Onderzoek naar loskoppeling AOW-leeftijd en levensverwachting

Het kabinet moet onderzoeken of de AOW-leeftijd minder snel moet stijgen dan de levens-verwachting. De oppositiepartijen GroenLinks, PvdA en SGP vroegen dinsdag samen met coalitiepartners VVD, CDA, D66 en ChristenUnie om zo’n onderzoek in het debat met minister Koolmees van Sociale Zaken. Ook gaat het kabinet kijken naar het oprekken van de herstel-termijnen van pensioenfondsen.

De Kamermeerderheid wil dat de regering onderzoekt hoe oud Nederlanders in de toekomst worden en wanneer ze met pensioen kunnen. De partijen vragen of de AOW-leeftijd bijvoorbeeld een halfjaar of driekwart jaar zou kunnen mee stijgen met elk jaar dat de levensverwachting oploopt. Ze willen weten wat dat kost. Nu is het nog zo dat de stijging van de AOW-leeftijd vanaf 2022 gelijk opgaat met de levensverwachting.
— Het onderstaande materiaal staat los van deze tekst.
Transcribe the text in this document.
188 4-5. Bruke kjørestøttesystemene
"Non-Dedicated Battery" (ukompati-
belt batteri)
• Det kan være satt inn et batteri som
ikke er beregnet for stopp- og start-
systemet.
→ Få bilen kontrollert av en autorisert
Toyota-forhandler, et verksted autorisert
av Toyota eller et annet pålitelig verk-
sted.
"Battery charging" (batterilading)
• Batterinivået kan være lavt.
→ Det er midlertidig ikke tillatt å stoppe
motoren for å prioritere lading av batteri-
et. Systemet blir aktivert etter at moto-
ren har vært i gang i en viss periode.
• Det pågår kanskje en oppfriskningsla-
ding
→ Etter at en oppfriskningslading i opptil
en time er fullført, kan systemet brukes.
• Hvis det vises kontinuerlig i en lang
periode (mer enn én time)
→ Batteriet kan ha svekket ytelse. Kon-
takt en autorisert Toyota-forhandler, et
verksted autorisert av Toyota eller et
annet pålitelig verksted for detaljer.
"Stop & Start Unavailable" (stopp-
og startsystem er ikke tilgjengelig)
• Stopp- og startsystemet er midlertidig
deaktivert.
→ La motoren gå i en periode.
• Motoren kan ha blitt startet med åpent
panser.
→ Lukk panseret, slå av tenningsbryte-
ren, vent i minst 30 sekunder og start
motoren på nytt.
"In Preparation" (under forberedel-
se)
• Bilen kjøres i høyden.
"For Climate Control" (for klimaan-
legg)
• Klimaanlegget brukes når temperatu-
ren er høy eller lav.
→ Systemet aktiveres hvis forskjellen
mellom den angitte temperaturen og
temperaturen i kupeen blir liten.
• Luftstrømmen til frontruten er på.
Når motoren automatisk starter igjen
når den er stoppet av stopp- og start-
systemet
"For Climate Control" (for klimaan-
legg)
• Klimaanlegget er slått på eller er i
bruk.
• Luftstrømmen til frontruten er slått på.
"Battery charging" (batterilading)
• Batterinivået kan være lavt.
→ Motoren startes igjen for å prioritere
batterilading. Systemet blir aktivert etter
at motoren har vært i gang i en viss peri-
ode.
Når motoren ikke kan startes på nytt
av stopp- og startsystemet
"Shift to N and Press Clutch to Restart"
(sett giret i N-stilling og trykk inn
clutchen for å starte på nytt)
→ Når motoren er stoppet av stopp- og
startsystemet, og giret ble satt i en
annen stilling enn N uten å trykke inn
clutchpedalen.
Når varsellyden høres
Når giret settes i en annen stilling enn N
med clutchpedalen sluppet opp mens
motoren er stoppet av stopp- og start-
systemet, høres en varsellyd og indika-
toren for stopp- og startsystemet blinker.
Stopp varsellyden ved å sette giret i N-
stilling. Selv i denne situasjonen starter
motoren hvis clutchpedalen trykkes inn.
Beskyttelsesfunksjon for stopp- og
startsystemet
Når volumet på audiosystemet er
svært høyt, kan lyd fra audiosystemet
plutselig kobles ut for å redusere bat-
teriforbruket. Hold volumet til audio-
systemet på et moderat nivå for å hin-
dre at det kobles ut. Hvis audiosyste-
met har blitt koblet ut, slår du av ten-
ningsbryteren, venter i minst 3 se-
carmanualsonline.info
In gezondheid ouder worden

Minister Wouter Koolmees noemde het dinsdag een goed idee. “Als we inderdaad weliswaar ouder worden, maar niet in gezondheid ouder worden, dan is het natuurlijk op de langere termijn onhoudbaar dat die AOW-leeftijd blijft stijgen, terwijl mensen die AOW-leeftijd niet gezond kunnen halen”, zei hij in het debat.

Het kan volgens de bewindsman zelfs een doorbraak genoemd worden. De koppeling tussen pensioenleeftijd en levensverwachting was een groot struikelblok bij het stuklopen van de pensioenonderhandelingen. Hij verwacht dat de brede steun in de Kamer voor een heroverweging van de een-op-een koppeling de vakbonden vertrouwen moet geven dat AOW-leeftijd en levens-verwachting op termijn helemaal wordt losgelaten.

Aanpassing hersteltermijnen

In het debat kondigde GroenLinks bovendien aan met een initiatiefwetsvoorstel te komen om kortingen op de pensioenen in 2020 en 2021 te voorkomen. Die kortingen dreigen door het mislukken van het pensioenoverleg. GroenLinks wil pensioenfondsen twee jaar extra de tijd geven om alsnog genoeg vermogen op te bouwen. Dat betekent dat de hersteltermijn zeven in plaats van vijf jaar wordt. In de tussentijd kunnen werkgevers, vakbonden en kabinet proberen om toch tot een nieuw pensioenstelsel te komen.

Premier Mark Rutte zei “met een open blik” naar het voorstel te gaan kijken. Hij wees wel op de risico’s die eraan kleven. “Het is een andere vorm dan aan de knop van de rente draaien. In uw voorstel gaat de termijn van vijf naar zeven jaar. Ik blijf dat kwetsbaar vinden, omdat je daarmee uiteindelijk toch een groter risico gaat nemen – een steeds groter risico naarmate die termijn verder opschuift – met de belangen van de mensen in die fragiele balans tussen jong en oud in het pensioenstelsel”, aldus Rutte tegen GroenLinks-fractieleider Jesse Klaver.